E-Mobilität: VW-Batterietochter gründet Material-Joint-Venture mit Umicore
In der Powerco hat VW die Batterieentwicklung, den Bau von Zellfabriken und die Rohstoffbeschaffung bis hin zum Recycling der Akkus zusammengefasst. .
Foto: Stefan Warter/VWSalzgitter, Brüssel. Die Batteriesparte des Volkswagen-Konzerns und der belgische Materialtechnologiekonzern Umicore nehmen ihr neues Gemeinschaftsunternehmen Ionway in Betrieb. Das Joint Venture soll künftig die europäischen Batteriezellfabriken der VW-Tochter Powerco mit günstigen Materialien für die Akku-Produktion versorgen, teilten VW und Umicore am Freitag mit. Das soll auch die Preise für E-Autos senken.
„Gemeinsam mit unserem verlässlichen Partner Umicore beziehen wir unsere eigenen Schlüsselmaterialien für die Zellproduktion zu günstigen Konditionen“, sagte Powerco-Chef Frank Blome laut Mitteilung. „Sicherer Zugang ermöglicht es Powerco, dem Volkswagen Konzern über Jahre hinweg preislich wettbewerbsfähige Batteriezellen zu liefern. Damit können die Konzernmarken ihren Kunden attraktive, erschwingliche E-Fahrzeuge anbieten.“
Das neue Gemeinschaftsunternehmen mit Sitz in Brüssel soll bis zum Ende des Jahrzehnts die jährliche Produktionskapazität auf 160 Gigawattstunden pro Jahr steigern, und damit einen Großteil des Bedarfs der von VW geplanten Batteriefabriken in Europa decken. VW und Umicore hatten das Projekt vor einem Jahr angekündigt. Dafür wollen beide Partner drei Milliarden Euro investieren.

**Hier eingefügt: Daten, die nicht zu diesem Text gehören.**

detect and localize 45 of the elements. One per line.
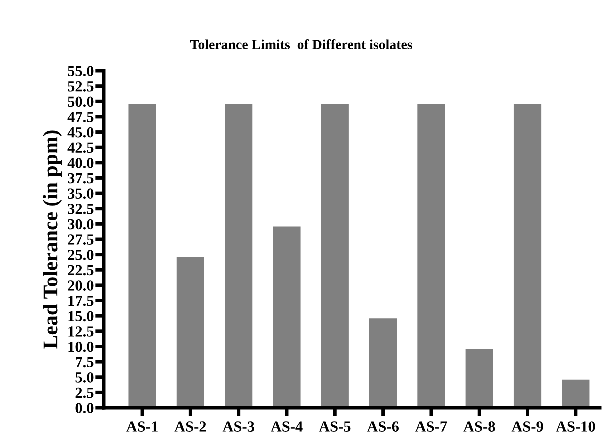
y-tick-label: 55.0	[68, 66, 94, 77]
y-tick-label: 20.0	[68, 280, 94, 291]
bar	[514, 104, 542, 408]
x-tick-label: AS-3	[222, 422, 254, 432]
y-tick-label: 15.0	[68, 311, 94, 322]
y-tick-label: 27.5	[68, 234, 94, 246]
bar	[176, 257, 204, 408]
bar	[273, 226, 301, 408]
x-tick-label: AS-8	[464, 422, 496, 432]
bar	[321, 104, 349, 408]
bar	[418, 104, 446, 408]
x-tick-label: AS-6	[367, 422, 399, 432]
bar	[128, 104, 156, 408]
y-tick-label: 52.5	[68, 82, 94, 92]
y-tick-label: 32.5	[68, 204, 94, 214]
y-tick-label: 25.0	[68, 250, 94, 260]
y-tick-label: 42.5	[68, 142, 94, 154]
x-tick-label: AS-10	[556, 422, 596, 432]
y-axis-title: Lead Tolerance (in ppm)	[43, 130, 62, 349]
x-tick-label: AS-2	[174, 422, 206, 432]
x-tick-label: AS-5	[319, 422, 351, 432]
x-tick-label: AS-4	[271, 422, 303, 432]
y-tick-label: 10.0	[68, 342, 94, 352]
y-tick-label: 45.0	[68, 127, 94, 138]
y-tick-label: 7.5	[76, 357, 94, 368]
y-tick-label: 5.0	[76, 372, 94, 383]
y-tick-label: 47.5	[68, 112, 94, 122]
x-tick-label: AS-9	[512, 422, 544, 432]
bar	[466, 349, 494, 408]
y-tick-label: 37.5	[68, 173, 94, 184]
y-tick-label: 30.0	[68, 219, 94, 230]
chart-title: Tolerance Limits of Different isolates	[190, 40, 412, 50]
x-tick-label: AS-1	[126, 422, 158, 432]
bar	[562, 380, 590, 408]
x-tick-label: AS-7	[415, 422, 448, 432]
y-tick-label: 2.5	[76, 388, 94, 398]
bar	[225, 104, 253, 408]
y-tick-label: 35.0	[68, 188, 94, 200]
bar	[370, 318, 398, 408]
y-tick-label: 40.0	[68, 158, 94, 168]
y-tick-label: 17.5	[68, 296, 94, 306]
y-tick-label: 0.0	[76, 403, 94, 414]
y-tick-label: 50.0	[68, 96, 94, 108]
y-tick-label: 12.5	[68, 326, 94, 337]
y-tick-label: 22.5	[68, 265, 94, 276]
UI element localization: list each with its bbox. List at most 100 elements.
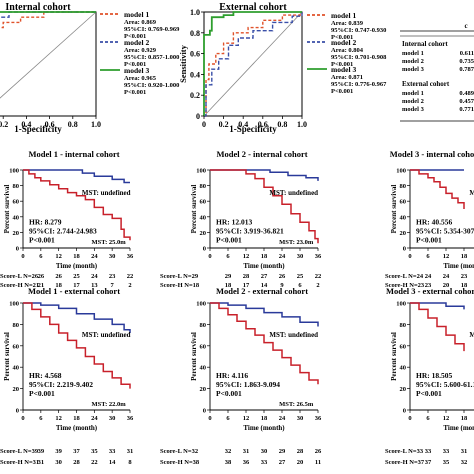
hazard-ratio-label: HR: 4.568: [29, 371, 62, 380]
risk-count-low: 30: [261, 448, 268, 455]
legend-area: Area: 0.871: [331, 74, 363, 81]
risk-count-high: 18: [225, 282, 232, 289]
x-tick-label: 18: [73, 415, 80, 422]
table-row-value: 0.457: [459, 98, 474, 105]
y-axis-title: Percent survival: [190, 332, 198, 381]
y-tick-label: 80: [13, 322, 20, 329]
x-tick-label: 24: [279, 253, 286, 260]
x-tick-label: 0: [21, 415, 24, 422]
risk-count-high: 13: [91, 282, 98, 289]
x-axis-title: 1-Specificity: [229, 124, 277, 134]
legend-pvalue: P<0.001: [124, 61, 146, 68]
km-curve-score-low: [410, 302, 465, 310]
risk-row-label: Score-H N=31: [0, 459, 39, 466]
legend-area: Area: 0.965: [124, 75, 157, 82]
risk-count-high: 36: [243, 459, 250, 466]
x-tick-label: 12: [55, 415, 62, 422]
x-tick-label: 36: [127, 253, 134, 260]
hazard-ratio-label: HR: 40.556: [416, 218, 452, 227]
mst-high-label: MST: 23.0m: [279, 239, 314, 246]
risk-count-low: 31: [127, 448, 134, 455]
legend-series-name: model 1: [331, 11, 356, 20]
x-tick-label: 0.6: [258, 120, 268, 129]
table-row-value: 0.787: [459, 66, 474, 73]
risk-count-high: 33: [261, 459, 268, 466]
y-tick-label: 40: [400, 365, 407, 372]
risk-count-low: 33: [425, 448, 432, 455]
km-curve-score-low: [23, 169, 130, 184]
y-tick-label: 100: [9, 301, 19, 308]
risk-row-label: Score-H N=21: [0, 282, 39, 289]
x-tick-label: 6: [426, 415, 430, 422]
x-tick-label: 6: [39, 415, 43, 422]
y-axis-title: Percent survival: [190, 185, 198, 234]
legend-series-name: model 2: [124, 38, 149, 47]
y-tick-label: 80: [400, 322, 407, 329]
y-tick-label: 100: [9, 168, 19, 175]
y-tick-label: 0: [16, 246, 19, 253]
x-axis-title: Time (month): [243, 424, 285, 432]
roc-panel-2: 0 0.2 0.4 0.6 0.8 1.0 0 0.2 0.4 0.6 0.8 1.0 Sensitiv…: [178, 2, 387, 134]
x-axis-title: Time (month): [56, 424, 98, 432]
x-tick-label: 0: [21, 253, 24, 260]
risk-row-label: Score-L N=26: [0, 273, 39, 280]
km-panel-2: Model 2 - internal cohort 0 20 40 60 80 100 0 6 1…: [160, 149, 322, 289]
risk-count-low: 33: [443, 448, 450, 455]
risk-count-high: 22: [91, 459, 98, 466]
y-tick-label: 100: [396, 301, 406, 308]
x-tick-label: 24: [91, 253, 98, 260]
risk-count-high: 21: [38, 282, 45, 289]
risk-count-low: 29: [225, 273, 232, 280]
y-tick-label: 0: [403, 408, 406, 415]
y-tick-label: 100: [396, 168, 406, 175]
risk-row-label: Score-L N=32: [160, 448, 198, 455]
risk-count-low: 28: [243, 273, 250, 280]
table-row-value: 0.489: [459, 90, 474, 97]
roc-curve-2: [0, 11, 96, 18]
x-tick-label: 6: [226, 415, 230, 422]
x-tick-label: 12: [243, 415, 250, 422]
x-tick-label: 36: [127, 415, 134, 422]
x-tick-label: 0: [202, 120, 206, 129]
y-tick-label: 0.6: [190, 50, 200, 59]
risk-count-high: 28: [73, 459, 80, 466]
km-curve-score-high: [23, 302, 131, 389]
km-curve-score-low: [210, 169, 319, 181]
y-tick-label: 40: [200, 214, 207, 221]
risk-row-label: Score-H N=23: [385, 282, 425, 289]
risk-count-low: 29: [279, 448, 286, 455]
y-tick-label: 0.4: [190, 70, 200, 79]
x-tick-label: 24: [279, 415, 286, 422]
y-tick-label: 20: [13, 386, 20, 393]
roc-reference-diagonal: [203, 11, 303, 117]
km-panel-6: Model 3 - external cohort 0 20 40 60 80 100 0 6 1…: [385, 286, 474, 466]
risk-count-high: 35: [443, 459, 450, 466]
table-group-label: External cohort: [402, 80, 450, 88]
x-tick-label: 30: [109, 415, 116, 422]
legend-area: Area: 0.869: [124, 19, 157, 26]
hazard-pvalue-label: P<0.001: [29, 389, 55, 398]
legend-ci: 95%CI: 0.920-1.000: [124, 82, 179, 89]
risk-count-high: 14: [109, 459, 116, 466]
km-panel-3: Model 3 - internal coho 0 20 40 60 80 100 0 6 12 1…: [385, 149, 474, 289]
hazard-ci-label: 95%CI: 5.354-307.172: [416, 227, 474, 236]
mst-low-label: MST: undefined: [269, 331, 318, 339]
hazard-ci-label: 95%CI: 3.919-36.821: [216, 227, 284, 236]
roc-curve-3: [0, 11, 96, 13]
x-tick-label: 6: [226, 253, 230, 260]
risk-count-high: 23: [425, 282, 432, 289]
hazard-ratio-label: HR: 4.116: [216, 371, 248, 380]
hazard-ci-label: 95%CI: 2.744-24.983: [29, 227, 97, 236]
y-tick-label: 1.0: [190, 8, 200, 17]
risk-count-high: 18: [461, 282, 468, 289]
hazard-pvalue-label: P<0.001: [416, 236, 442, 245]
table-row-value: 0.611: [460, 50, 474, 57]
km-curve-score-high: [23, 169, 131, 241]
risk-row-label: Score-H N=18: [160, 282, 200, 289]
km-title: Model 1 - external cohort: [28, 286, 120, 296]
y-tick-label: 0: [16, 408, 19, 415]
hazard-ratio-label: HR: 8.279: [29, 218, 62, 227]
risk-count-high: 17: [73, 282, 80, 289]
risk-count-high: 32: [461, 459, 468, 466]
x-axis-title: Time (month): [243, 262, 285, 270]
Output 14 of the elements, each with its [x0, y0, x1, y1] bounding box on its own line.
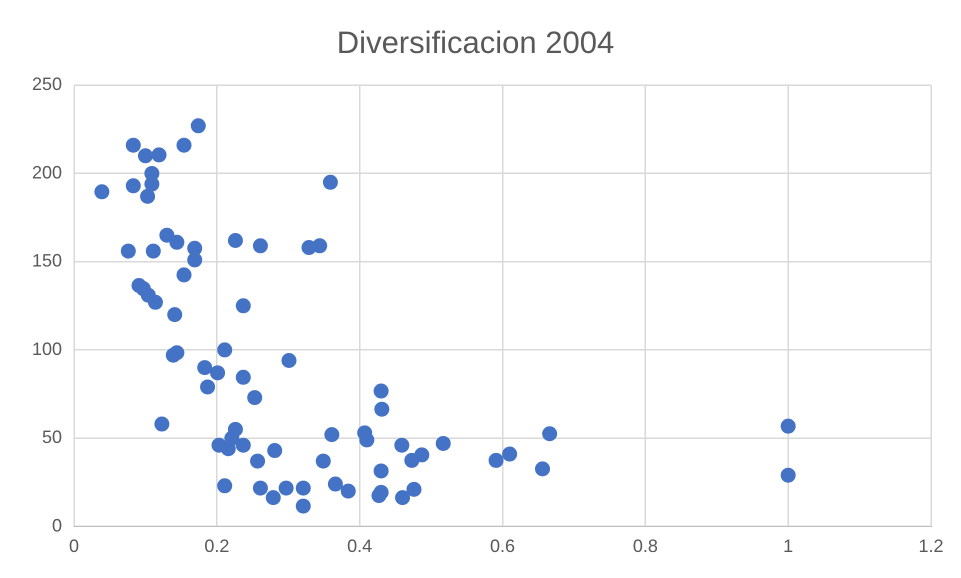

Eigene Batterieentwicklung an sechs Standorten
An der Spitze des neuen Gemeinschaftsunternehmens steht der bisherige Umicore-Manager Thomas Jansseune, als Finanzchef wurde ihm der bisherige Powerco-Mann Achim Holzer an die Seite gestellt.
In der Powerco hat VW die Batterieentwicklung, den Bau von Zellfabriken und die Rohstoffbeschaffung bis hin zum Recycling der Akkus zusammengefasst. VW plant in Europa bis 2030 sechs eigene Batteriezellfabriken. Der erste Standort entsteht gerade in Salzgitter, der nächste wird in Spanien in der Nähe von Valencia gebaut. Dort sollen ab 2026 die Batterien für den von VW geplanten Einstiegsstromer für unter 25 000 Euro entstehen.